Mail listelerine kaydolursanız
etkinlik bilgilendirme mailleri düzenli olarak geliyor ama bu maillerde fiyat bilgisi yer almıyor, bu bilgiyi telefon ile öğrenebiliyorsunuz. IWSA MSA'da olduğu gibi etkinliklere katılım için Biletix üzerinden bilet satmıyor bizzat başvurmanız gerekiyor. Ben etkinlikler ve kayıt için Pelin Hanım ile görüşüyorum, sağ olsun kendisi her seferinde sorularımı cevaplayıp yardımcı oluyor.
24 Mart Salı günü saat 19 – 21
arasında gerçekleşen etkinlik şaraptan ziyade daha çok peynir konulu bir
etkinlikti.
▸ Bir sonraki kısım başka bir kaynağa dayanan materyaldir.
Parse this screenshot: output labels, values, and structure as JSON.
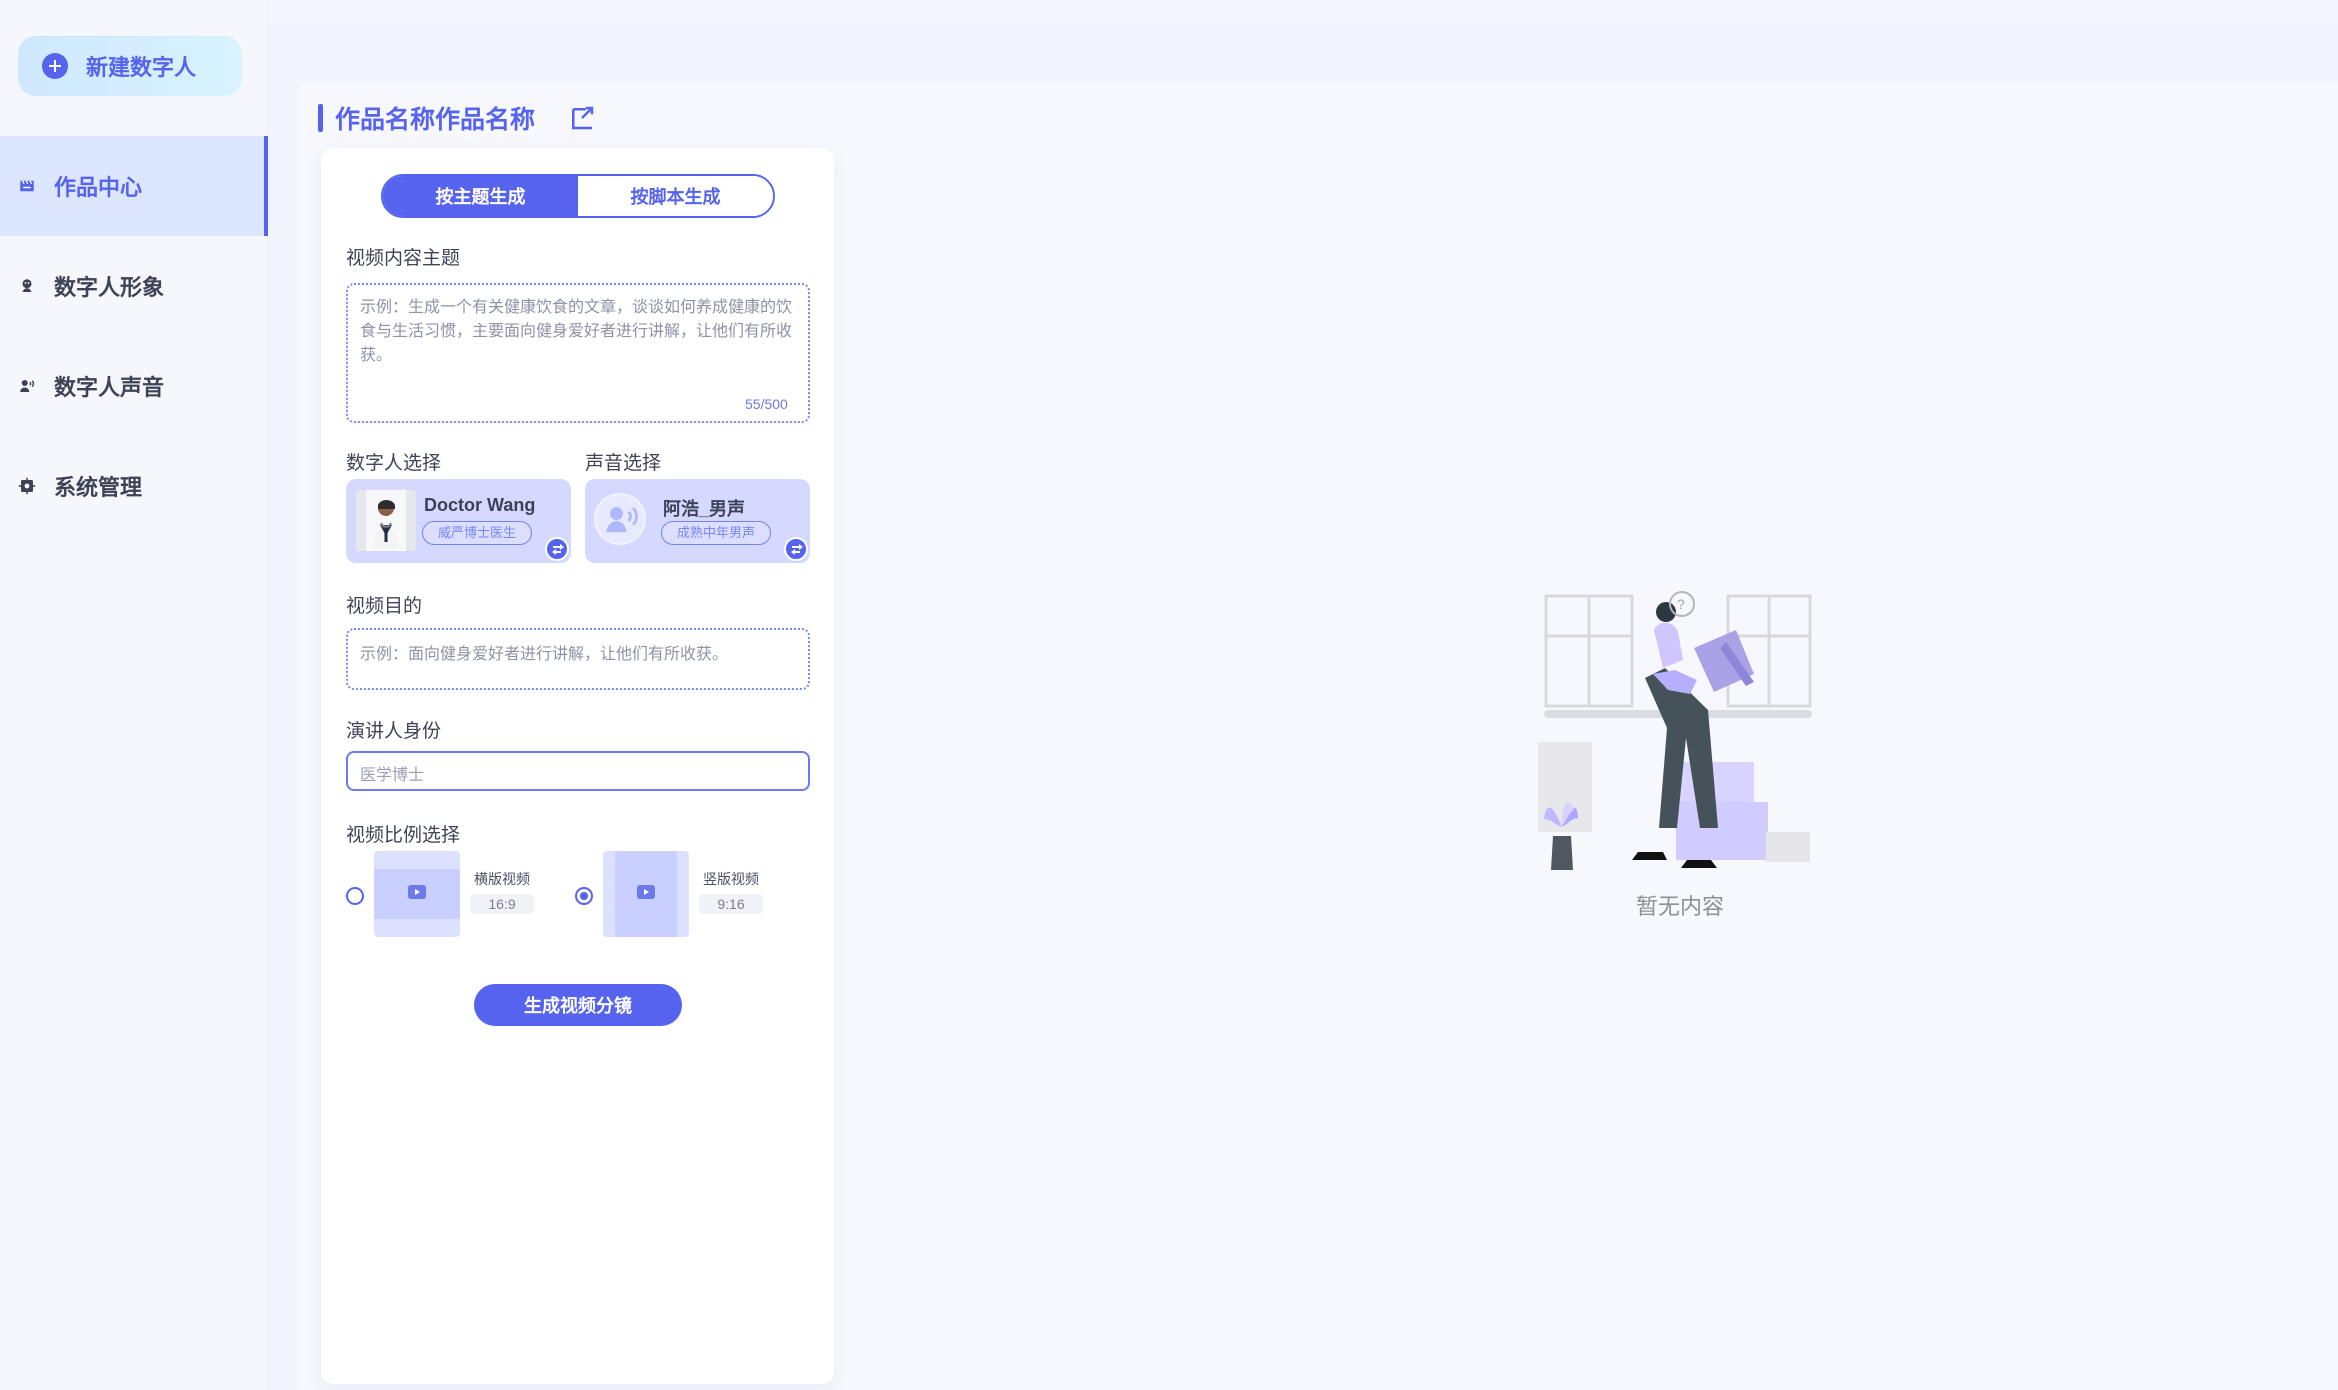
{
  "sidebar": {
    "new_button": "新建数字人",
    "items": [
      {
        "label": "作品中心",
        "icon": "film-icon",
        "active": true
      },
      {
        "label": "数字人形象",
        "icon": "avatar-icon",
        "active": false
      },
      {
        "label": "数字人声音",
        "icon": "voice-icon",
        "active": false
      },
      {
        "label": "系统管理",
        "icon": "gear-icon",
        "active": false
      }
    ]
  },
  "header": {
    "title": "作品名称作品名称"
  },
  "tabs": [
    {
      "label": "按主题生成",
      "active": true
    },
    {
      "label": "按脚本生成",
      "active": false
    }
  ],
  "form": {
    "topic_label": "视频内容主题",
    "topic_value": "示例：生成一个有关健康饮食的文章，谈谈如何养成健康的饮食与生活习惯，主要面向健身爱好者进行讲解，让他们有所收获。",
    "topic_counter": "55/500",
    "digital_label": "数字人选择",
    "voice_label": "声音选择",
    "digital_person": {
      "name": "Doctor  Wang",
      "tag": "威严博士医生"
    },
    "voice": {
      "name": "阿浩_男声",
      "tag": "成熟中年男声"
    },
    "goal_label": "视频目的",
    "goal_placeholder": "示例：面向健身爱好者进行讲解，让他们有所收获。",
    "speaker_label": "演讲人身份",
    "speaker_placeholder": "医学博士",
    "ratio_label": "视频比例选择",
    "ratio_options": [
      {
        "title": "横版视频",
        "ratio": "16:9",
        "checked": false
      },
      {
        "title": "竖版视频",
        "ratio": "9:16",
        "checked": true
      }
    ],
    "generate_button": "生成视频分镜"
  },
  "empty_state": {
    "text": "暂无内容"
  },
  "colors": {
    "accent": "#5563EE",
    "card": "#D5D9FF"
  }
}
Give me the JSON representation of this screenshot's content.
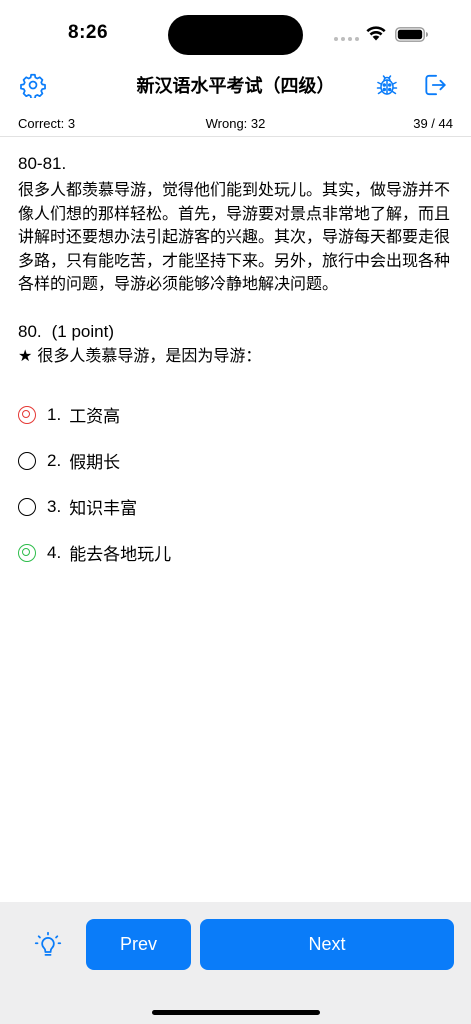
{
  "status_bar": {
    "time": "8:26"
  },
  "nav": {
    "title": "新汉语水平考试（四级）",
    "icons": [
      "gear-icon",
      "ladybug-icon",
      "exit-icon"
    ],
    "accent_color": "#0a7cf9"
  },
  "score": {
    "correct": "Correct: 3",
    "wrong": "Wrong: 32",
    "progress": "39 / 44"
  },
  "passage": {
    "number": "80-81.",
    "text": "很多人都羡慕导游，觉得他们能到处玩儿。其实，做导游并不像人们想的那样轻松。首先，导游要对景点非常地了解，而且讲解时还要想办法引起游客的兴趣。其次，导游每天都要走很多路，只有能吃苦，才能坚持下来。另外，旅行中会出现各种各样的问题，导游必须能够冷静地解决问题。"
  },
  "question": {
    "number": "80.",
    "points": "(1 point)",
    "text": "★ 很多人羡慕导游，是因为导游："
  },
  "options": [
    {
      "num": "1.",
      "label": "工资高",
      "state": "wrong",
      "color": "#e53935"
    },
    {
      "num": "2.",
      "label": "假期长",
      "state": "none"
    },
    {
      "num": "3.",
      "label": "知识丰富",
      "state": "none"
    },
    {
      "num": "4.",
      "label": "能去各地玩儿",
      "state": "correct",
      "color": "#2ebd4b"
    }
  ],
  "toolbar": {
    "prev_label": "Prev",
    "next_label": "Next",
    "bulb_icon": "lightbulb-icon",
    "button_color": "#0a7cf9"
  }
}
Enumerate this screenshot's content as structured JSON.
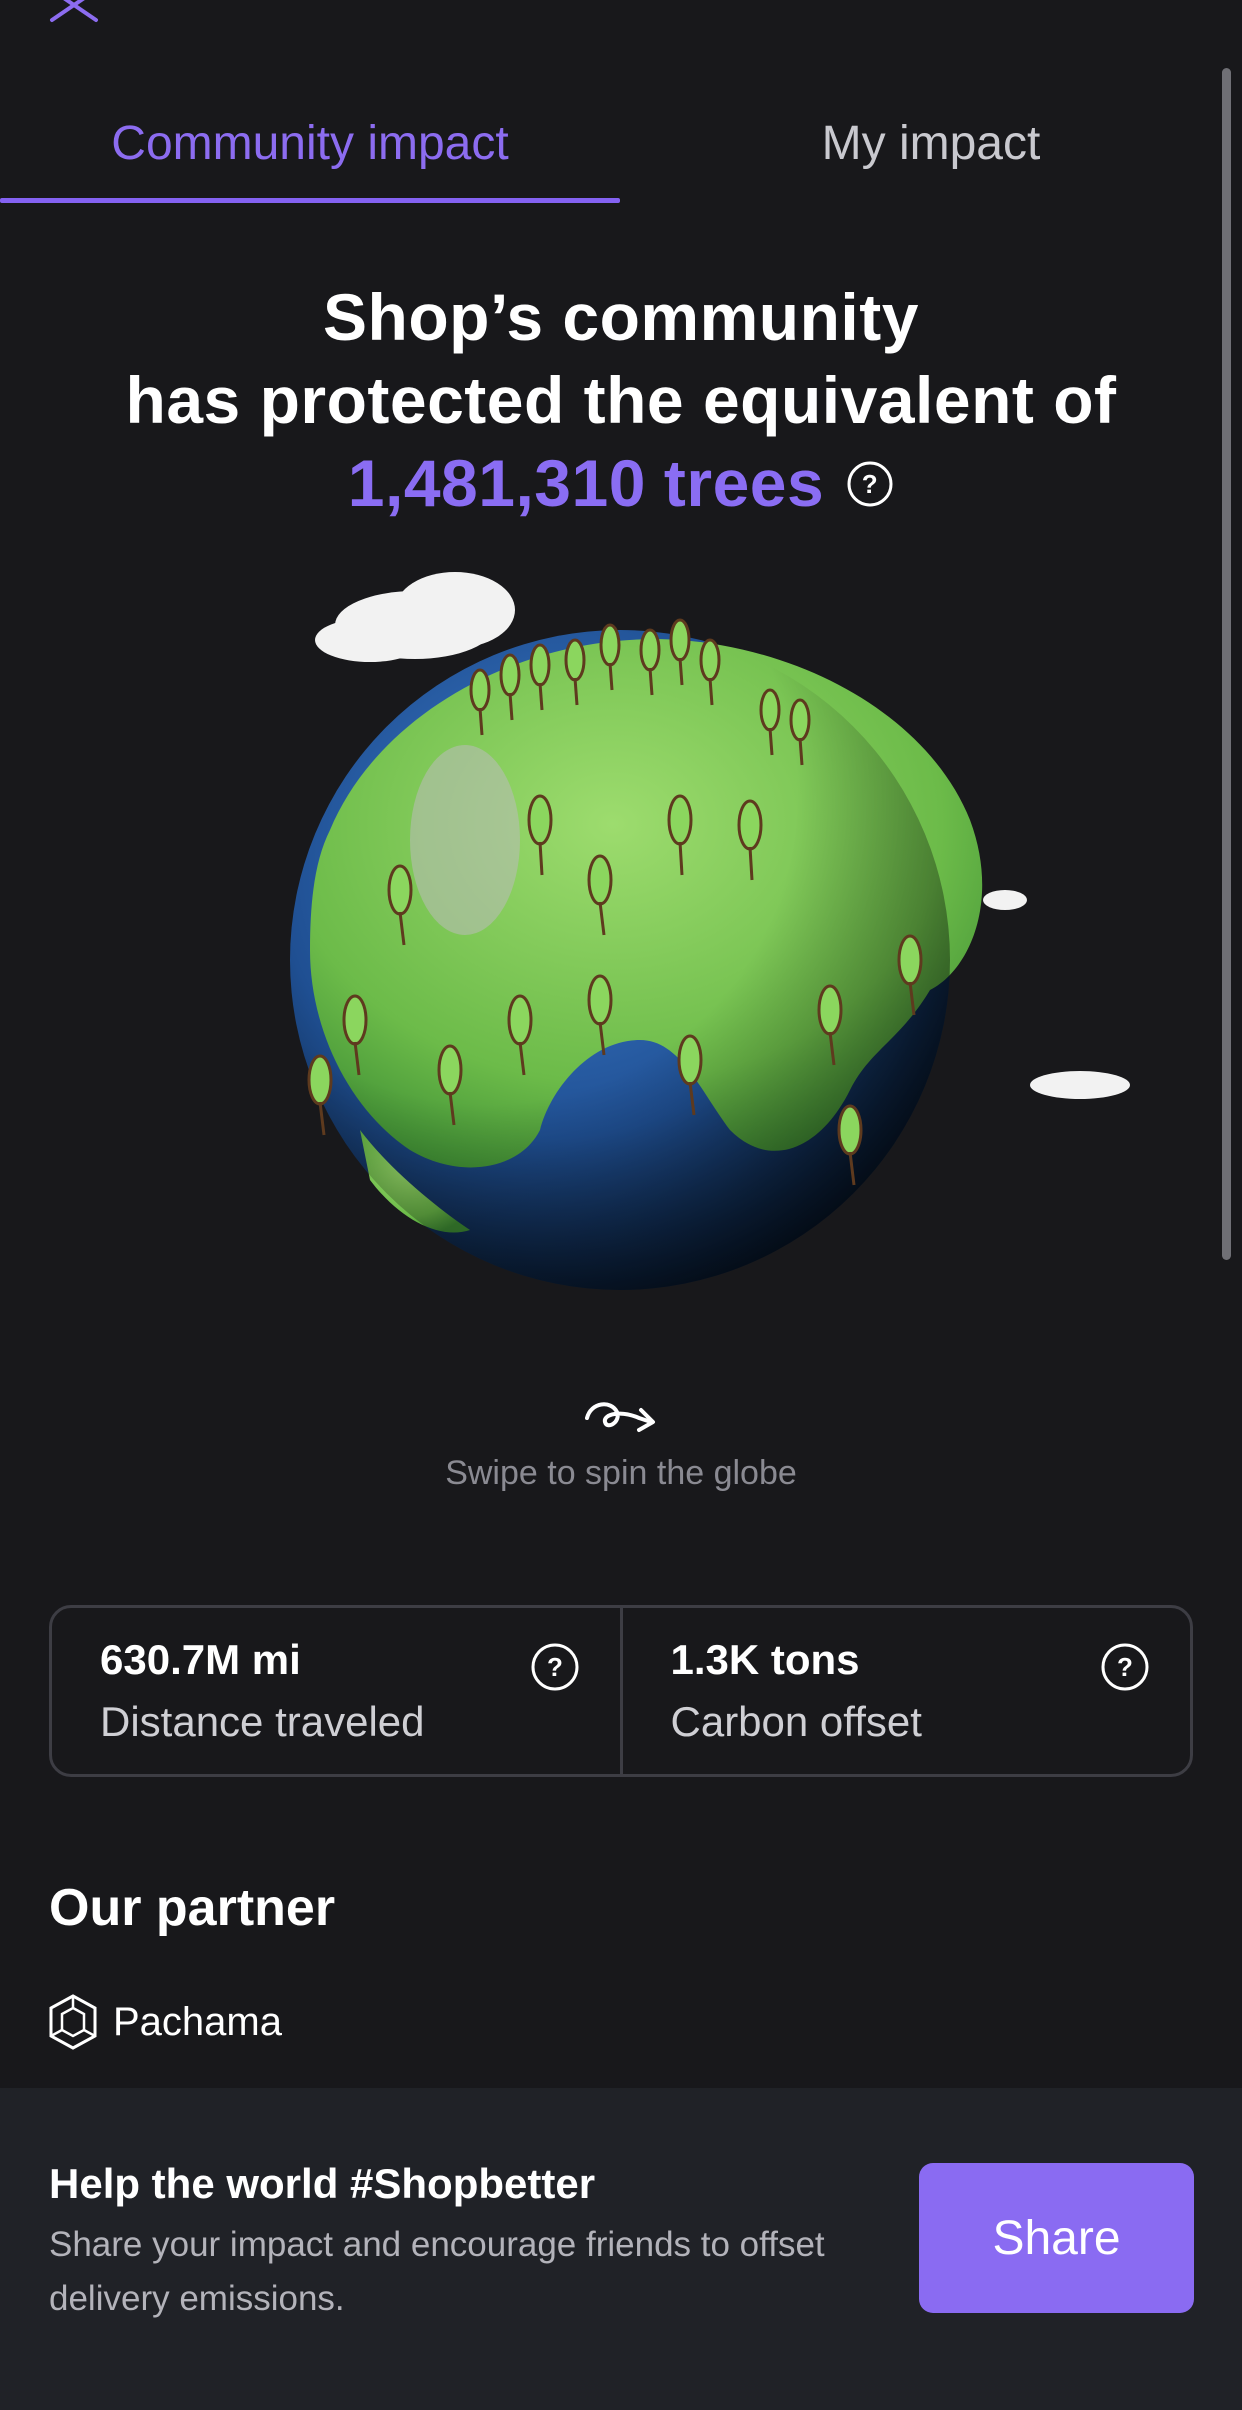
{
  "tabs": {
    "community": "Community impact",
    "my": "My impact"
  },
  "headline": {
    "line1": "Shop’s community",
    "line2": "has protected the equivalent of",
    "tree_count": "1,481,310",
    "tree_unit": "trees"
  },
  "swipe_hint": "Swipe to spin the globe",
  "stats": {
    "distance": {
      "value": "630.7M mi",
      "label": "Distance traveled"
    },
    "carbon": {
      "value": "1.3K tons",
      "label": "Carbon offset"
    }
  },
  "partner": {
    "title": "Our partner",
    "name": "Pachama"
  },
  "footer": {
    "title": "Help the world #Shopbetter",
    "description": "Share your impact and encourage friends to offset delivery emissions.",
    "share_label": "Share"
  },
  "colors": {
    "accent": "#8a6bf2",
    "background": "#18181b",
    "footer_bg": "#202227"
  },
  "icons": {
    "close": "close-icon",
    "help": "question-circle-icon",
    "swipe": "swipe-arrow-icon",
    "partner_logo": "pachama-logo"
  }
}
Cihangir’de bulunan Antre Gourment’in saygıdeğer kurucuları Berrin
Bal Onur ve Neşe Biber Hanımların bizler için Türkiye’nin 7 bölgesinden
seçtikleri 7 ayrı peyniri Mey İçki’den Ayça Budak Hanım 7 ayrı şarap ile
eşleştirmiş. Aslında öyle aman aman çok şarap seven şaraptan çok anlayan birisi
değilim ama hem IWSA etkinlikleri hakkında fikir sahibi olmak hem de özellikle
peynir şarap uyumu konusunda temel bilgileri almak için etkinliğe katıldım.
Yazının devamına geçmeden önce belirteyim şarap konusunda çok bilgili, çok
meraklı birisi değilim bu yazının esas konusu peynir ama tattığım şaraplar
konusunda kişisel yorumumu belirteceğim…
IWSA çok kolay ulaşılabilecek bir
yerde, Mecidiyeköy metrobüs ve metro durağından kolayca görülebilen MarriotHotel’in girişi ile komşular. Bekleme bölümünde şarap fıçıları ile güzel bir duvar
döşemesi yapılmış, ayrıca rakı kadeh ve şişelerinden bir vitrin oluşturmuşlar,
beklerken güncel yeme içme dergilerini karıştırabilir kütüphanedeki kitapları
inceleyebilirsiniz. Mey bir içki firması olduğu için kendi barları var sanırım değişik
türde eğitimler ve etkinlikler için düşünülmüş. Beklerken diğer katılımcılar
ile kısa da olsa tanışıp sohbet etme imkanımız oldu. Instagram’da takip ettiğim
@burcce kullanıcı adlı Burçe Tatar Hanım gerçekten çok sıcakkanlı ve mütevazi
birisi. Bloğunu ve Instagram hesabını yarı iş yarı hobi olarak idare ediyormuş
ve ikisinde de on binlerce takipçisi var. Sanırım MSA’da bir dönem eğitmen
olarak da çalışmış etkinlik sonrası Instagram hesabını tekrar inceledim fazlasıyla dolu birisi.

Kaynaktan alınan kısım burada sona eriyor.